Michelle Brane, Director of the Migrant Rights and Justice Program, Women’s Refugee Commission, said:

The executive order President Trump just signed is no solution. First, there are more than 2,000 children already separated from their parents. The Executive Order does nothing to address that nightmare. Second, this executive order effectively creates family prisons, which we already know are a threat to the well-being of children. Let’s bear in mind that family detention has repeatedly been found to be unsuitable for children. Trading family separation for family detention is not a solution. Courts, child welfare experts, medical professionals, and many others have repeatedly found that family detention is harmful to children. We know that it puts them at risk of sexual assault and denies them access to meaningful mental health and medical care. It solves nothing and leaves the most vulnerable open to this horrific policy.  This simply trades one source of childhood trauma for another.

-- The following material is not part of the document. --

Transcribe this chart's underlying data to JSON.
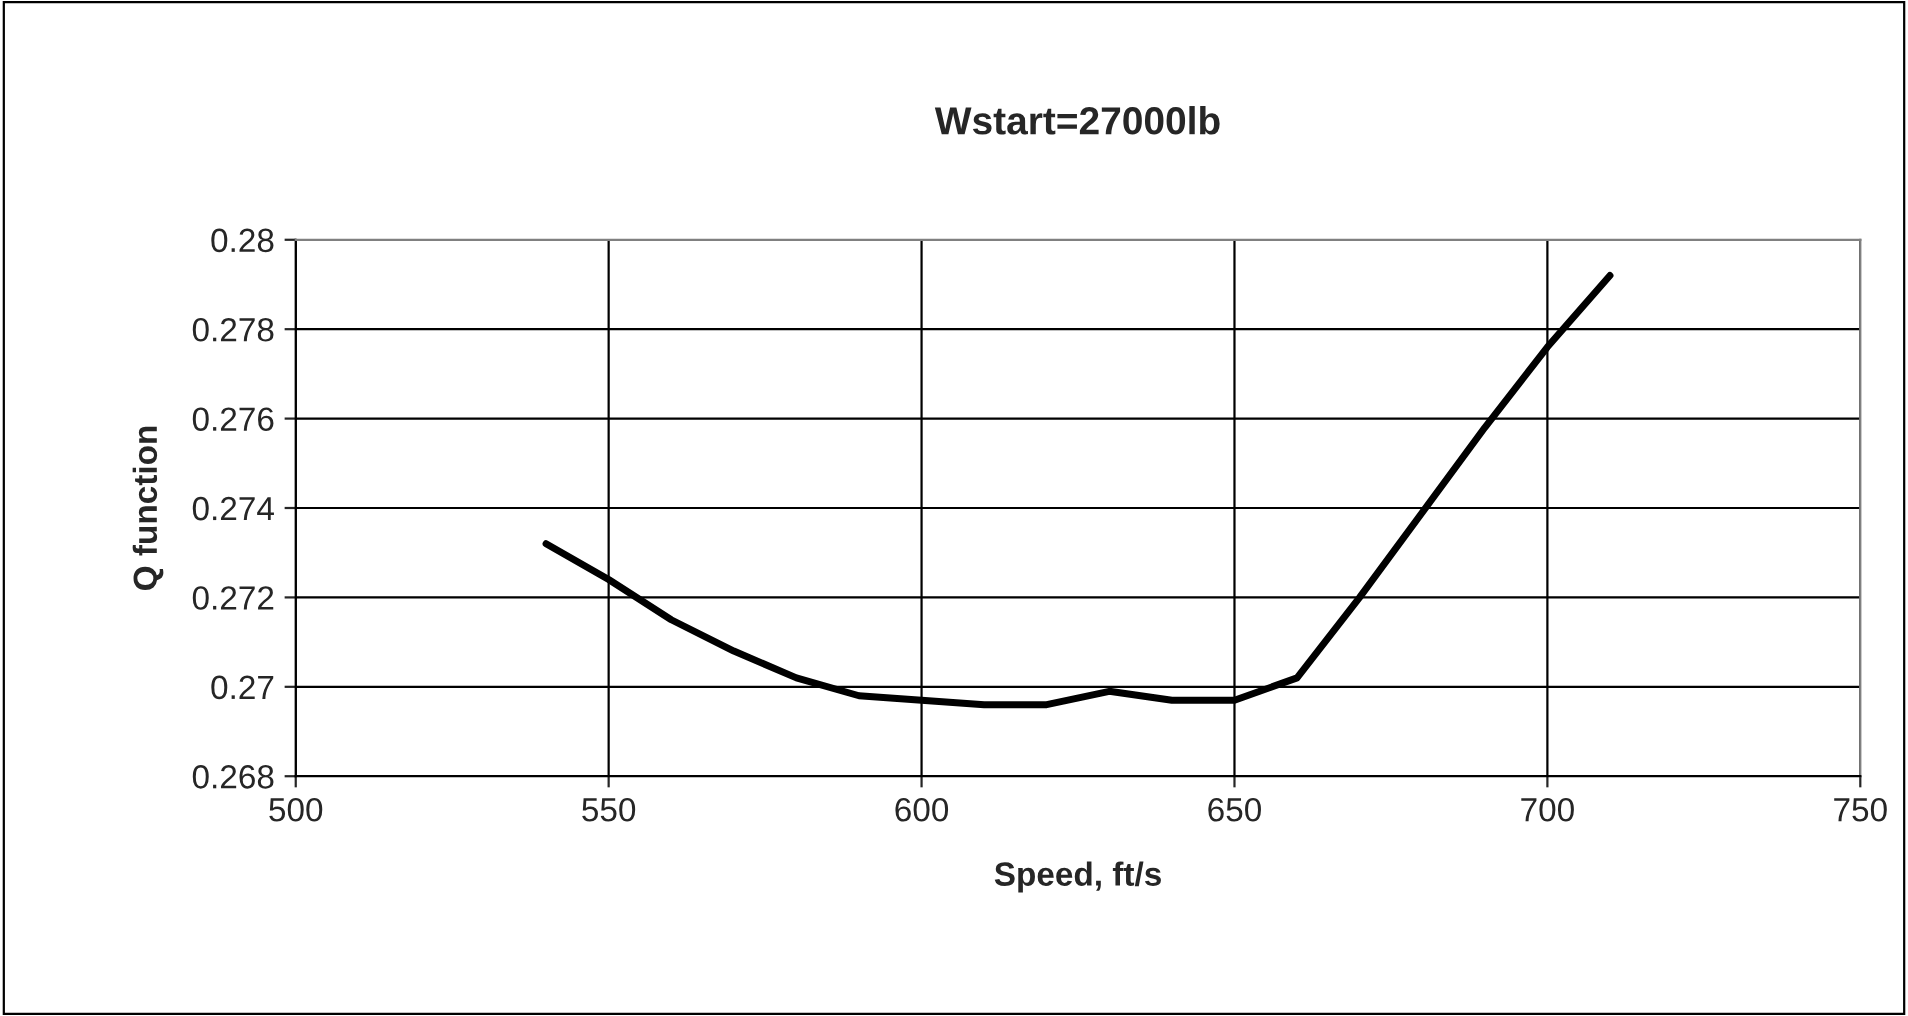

Kerri Talbot, Legislative Director, The Immigration Hub, said:

Plain and simple: the Trump administration’s Executive Order does not end family separation. It’s a restatement of the current policy to prosecute, detain, and deport Central American asylum seekers. The goal of Stephen Miller and the Trump administration is clear: to jail kids and families — even those who have entered legally — as long as possible and to deport them as soon as possible. Don’t be fooled: families will not be detained in ‘residential’ centers; they will be detained in prisons. It’s unfortunate that the executive order blames Congress for these actions. You know what’s really unfortunate? Trump started this policy, and this order doesn’t end it.

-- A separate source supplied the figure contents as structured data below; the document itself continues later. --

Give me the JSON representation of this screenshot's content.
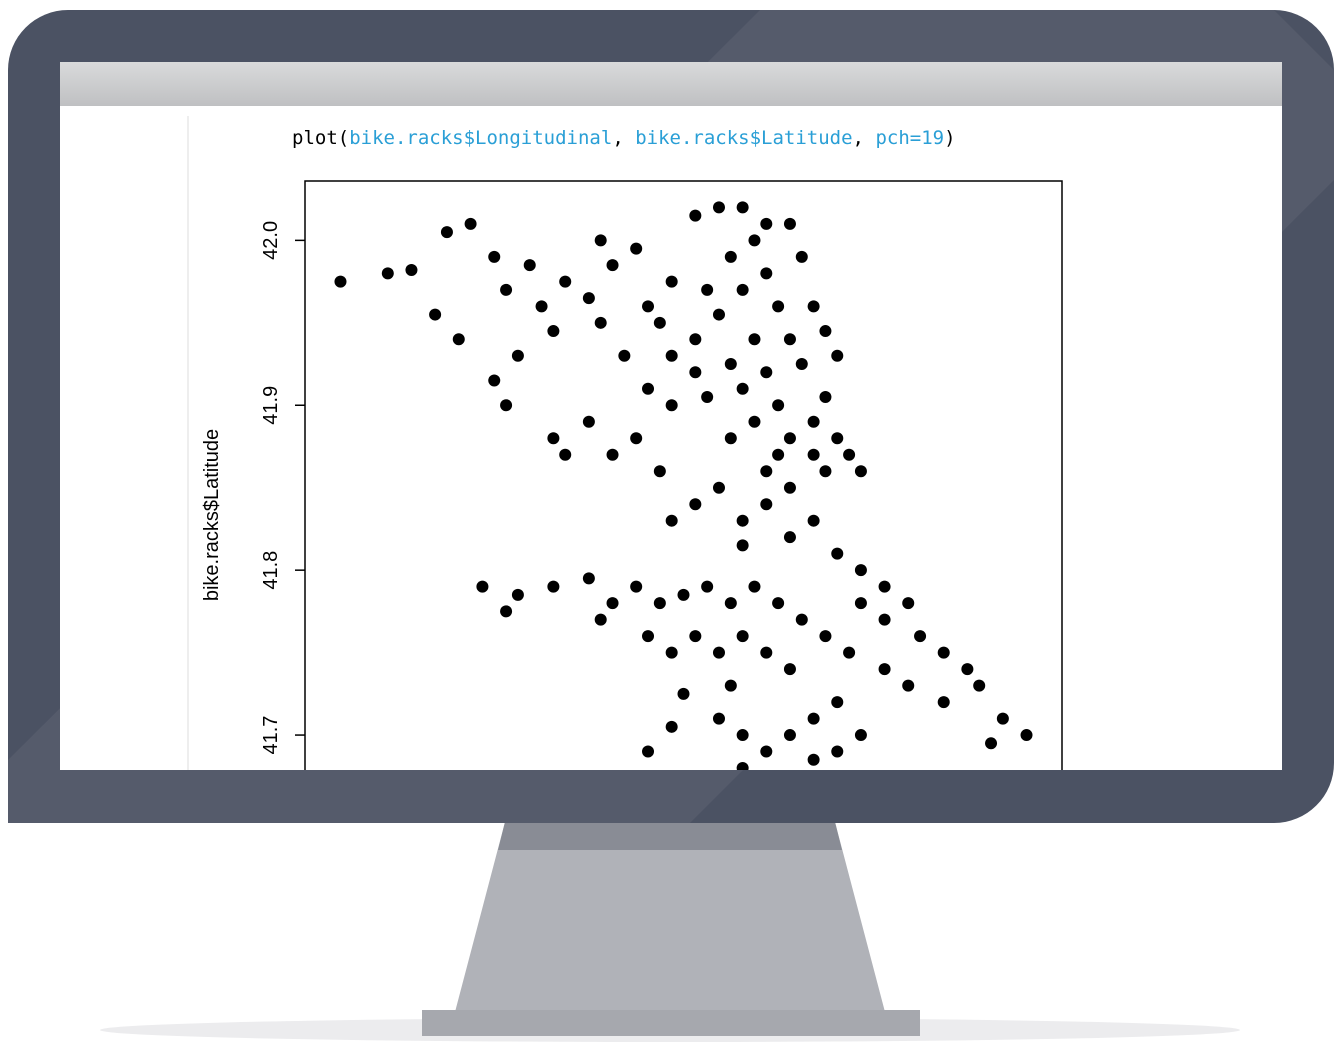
{
  "code_parts": [
    "plot(",
    "bike.racks$Longitudinal",
    ", ",
    "bike.racks$Latitude",
    ", ",
    "pch=19",
    ")"
  ],
  "chart_data": {
    "type": "scatter",
    "ylabel": "bike.racks$Latitude",
    "color": "#000000",
    "xlim": [
      -87.845,
      -87.525
    ],
    "ylim": [
      41.64,
      42.036
    ],
    "yticks": [
      41.7,
      41.8,
      41.9,
      {
        "value": 42,
        "label": "42.0"
      }
    ],
    "x": [
      -87.83,
      -87.81,
      -87.8,
      -87.79,
      -87.78,
      -87.785,
      -87.775,
      -87.765,
      -87.76,
      -87.75,
      -87.745,
      -87.74,
      -87.755,
      -87.765,
      -87.76,
      -87.735,
      -87.725,
      -87.72,
      -87.715,
      -87.71,
      -87.7,
      -87.72,
      -87.705,
      -87.74,
      -87.735,
      -87.725,
      -87.715,
      -87.705,
      -87.7,
      -87.69,
      -87.695,
      -87.68,
      -87.69,
      -87.67,
      -87.66,
      -87.65,
      -87.68,
      -87.67,
      -87.66,
      -87.655,
      -87.665,
      -87.675,
      -87.69,
      -87.695,
      -87.68,
      -87.67,
      -87.66,
      -87.65,
      -87.645,
      -87.655,
      -87.665,
      -87.68,
      -87.69,
      -87.675,
      -87.66,
      -87.65,
      -87.64,
      -87.635,
      -87.645,
      -87.655,
      -87.665,
      -87.64,
      -87.63,
      -87.625,
      -87.62,
      -87.615,
      -87.63,
      -87.645,
      -87.625,
      -87.61,
      -87.635,
      -87.64,
      -87.65,
      -87.63,
      -87.625,
      -87.62,
      -87.64,
      -87.65,
      -87.66,
      -87.64,
      -87.63,
      -87.62,
      -87.61,
      -87.6,
      -87.59,
      -87.6,
      -87.61,
      -87.585,
      -87.575,
      -87.565,
      -87.56,
      -87.55,
      -87.54,
      -87.555,
      -87.575,
      -87.59,
      -87.6,
      -87.615,
      -87.625,
      -87.635,
      -87.645,
      -87.655,
      -87.665,
      -87.675,
      -87.685,
      -87.695,
      -87.705,
      -87.715,
      -87.725,
      -87.74,
      -87.755,
      -87.77,
      -87.76,
      -87.72,
      -87.7,
      -87.69,
      -87.68,
      -87.67,
      -87.66,
      -87.65,
      -87.64,
      -87.665,
      -87.67,
      -87.66,
      -87.65,
      -87.64,
      -87.63,
      -87.62,
      -87.61,
      -87.66,
      -87.63,
      -87.69,
      -87.7,
      -87.685,
      -87.62
    ],
    "y": [
      41.975,
      41.98,
      41.982,
      41.955,
      41.94,
      42.005,
      42.01,
      41.99,
      41.97,
      41.985,
      41.96,
      41.945,
      41.93,
      41.915,
      41.9,
      41.975,
      41.965,
      41.95,
      41.985,
      41.93,
      41.96,
      42.0,
      41.995,
      41.88,
      41.87,
      41.89,
      41.87,
      41.88,
      41.91,
      41.9,
      41.86,
      41.84,
      41.83,
      41.85,
      41.83,
      41.86,
      42.015,
      42.02,
      42.02,
      42.0,
      41.99,
      41.97,
      41.975,
      41.95,
      41.94,
      41.955,
      41.97,
      41.98,
      41.96,
      41.94,
      41.925,
      41.92,
      41.93,
      41.905,
      41.91,
      41.92,
      41.94,
      41.925,
      41.9,
      41.89,
      41.88,
      41.88,
      41.89,
      41.905,
      41.88,
      41.87,
      41.87,
      41.87,
      41.86,
      41.86,
      41.99,
      42.01,
      42.01,
      41.96,
      41.945,
      41.93,
      41.85,
      41.84,
      41.815,
      41.82,
      41.83,
      41.81,
      41.8,
      41.79,
      41.78,
      41.77,
      41.78,
      41.76,
      41.75,
      41.74,
      41.73,
      41.71,
      41.7,
      41.695,
      41.72,
      41.73,
      41.74,
      41.75,
      41.76,
      41.77,
      41.78,
      41.79,
      41.78,
      41.79,
      41.785,
      41.78,
      41.79,
      41.78,
      41.795,
      41.79,
      41.785,
      41.79,
      41.775,
      41.77,
      41.76,
      41.75,
      41.76,
      41.75,
      41.76,
      41.75,
      41.74,
      41.73,
      41.71,
      41.7,
      41.69,
      41.7,
      41.71,
      41.72,
      41.7,
      41.68,
      41.685,
      41.705,
      41.69,
      41.725,
      41.69
    ]
  }
}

Karen Tumlin, Director of Legal Strategy, National Immigration Law Center, said:

The President doesn’t get any brownie points for moving from a policy of locking up kids and families separately to a policy of locking them up together. Let’s be clear: Trump is making a crisis of his own creation worse. The Trump administration pretends that alternatives to detention don’t exist. This is false: our country has an existing system to process asylum claims. We should treat families seeking safety with dignity and with heart, not put them in jails.  If the President and his administration continue these shameful policies, as a mother, I will use my voice to stand side-by-side with the parents who risked everything to try to seek safety for their children. And, as an attorney, I will not hesitate to use every legal tool available to challenge these policies in court. The Trump administration, may wish it was otherwise, but under our law all people have rights, regardless of where we were born or how we come here.

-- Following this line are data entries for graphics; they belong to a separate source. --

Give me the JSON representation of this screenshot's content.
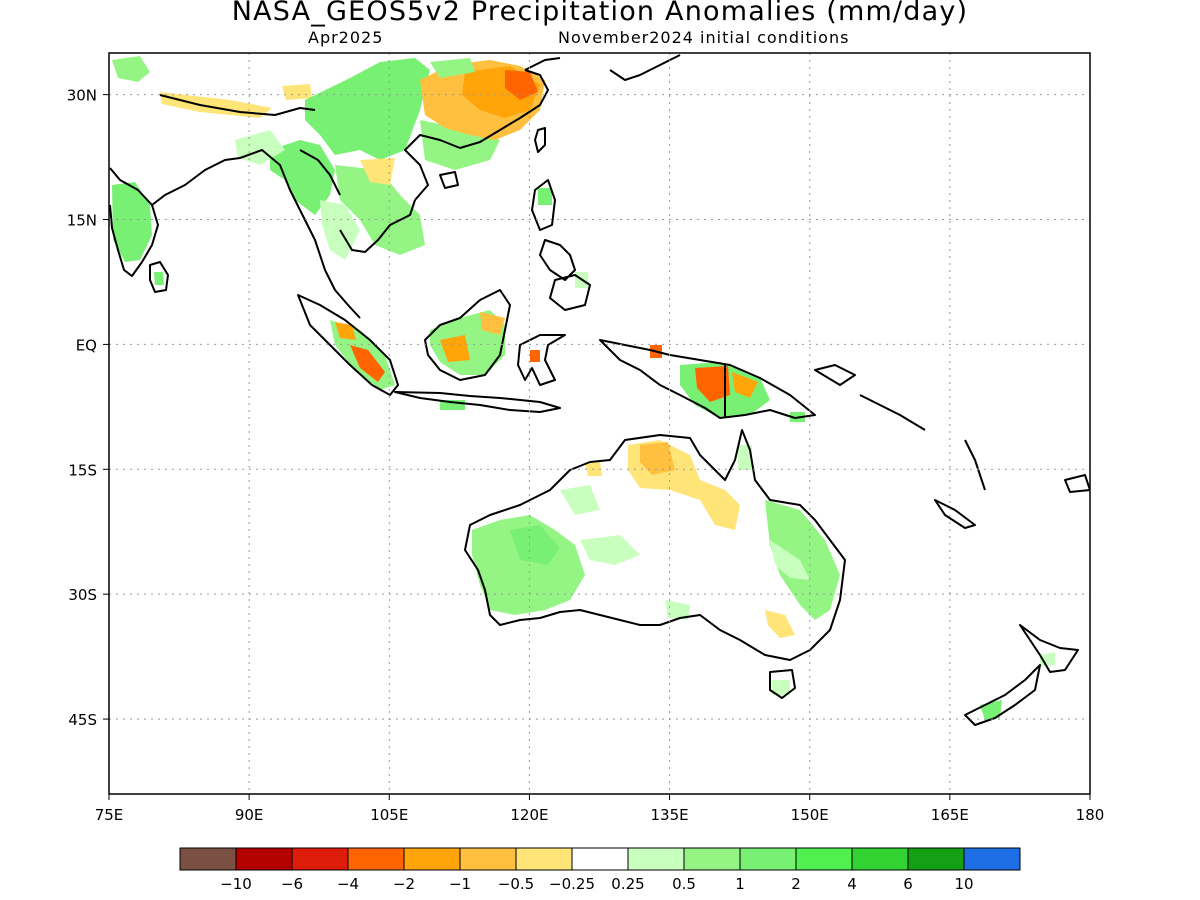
{
  "title": "NASA_GEOS5v2 Precipitation Anomalies (mm/day)",
  "subtitle_left": "Apr2025",
  "subtitle_right": "November2024 initial conditions",
  "map": {
    "lon_range": [
      75,
      180
    ],
    "lat_range": [
      -54,
      35
    ],
    "grid": "dotted",
    "y_ticks": [
      {
        "lat": 30,
        "label": "30N"
      },
      {
        "lat": 15,
        "label": "15N"
      },
      {
        "lat": 0,
        "label": "EQ"
      },
      {
        "lat": -15,
        "label": "15S"
      },
      {
        "lat": -30,
        "label": "30S"
      },
      {
        "lat": -45,
        "label": "45S"
      }
    ],
    "x_ticks": [
      {
        "lon": 75,
        "label": "75E"
      },
      {
        "lon": 90,
        "label": "90E"
      },
      {
        "lon": 105,
        "label": "105E"
      },
      {
        "lon": 120,
        "label": "120E"
      },
      {
        "lon": 135,
        "label": "135E"
      },
      {
        "lon": 150,
        "label": "150E"
      },
      {
        "lon": 165,
        "label": "165E"
      },
      {
        "lon": 180,
        "label": "180"
      }
    ]
  },
  "colorbar": {
    "colors": [
      "#7a4f44",
      "#b50000",
      "#de1c0a",
      "#ff6400",
      "#ffa50a",
      "#ffc040",
      "#ffe478",
      "#ffffff",
      "#c8ffbe",
      "#94f584",
      "#78f073",
      "#50f050",
      "#32d232",
      "#14a014",
      "#1e6ee6"
    ],
    "labels": [
      "−10",
      "−6",
      "−4",
      "−2",
      "−1",
      "−0.5",
      "−0.25",
      "0.25",
      "0.5",
      "1",
      "2",
      "4",
      "6",
      "10"
    ]
  },
  "anomaly_colors": {
    "c_wet_light": "#c8ffbe",
    "c_wet_mid": "#94f584",
    "c_wet": "#78f073",
    "c_wet_strong": "#50f050",
    "c_dry_light": "#ffe478",
    "c_dry": "#ffc040",
    "c_dry_mid": "#ffa50a",
    "c_dry_strong": "#ff6400"
  }
}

Frank Sharry, Executive Director, America’s Voice, said:

There is much we don’t know about what this means and what will happen now. We do know that Trump and his administration lie. We know the President said repeatedly that only Congress could act, when we know it his policy and his to stop. We know the Stephen Miller/Jeff Sessions legislative agenda is a cynical diversion and an attempt at blackmail. And we know that their goal is to lock up families in jails indefinitely, accelerate the asylum process, and gut asylum standards — all in the service of sending most would-be refugees back to the burning house they’ve escaped. There is a way to use case management strategies to ensure compliance so that families who are released show up for their hearings. There is a way to balance priorities that don’t involve locking up kids, separating families and sending refugees to their death. But we are deeply concerned that this executive order will merely exchange a morally reprehensible zero tolerance policy that results in family separation for a morally reprehensible zero tolerance strategy that results in the prolonged internment of children with their families — followed by deportation to the dangers they fled. This fight is long from over.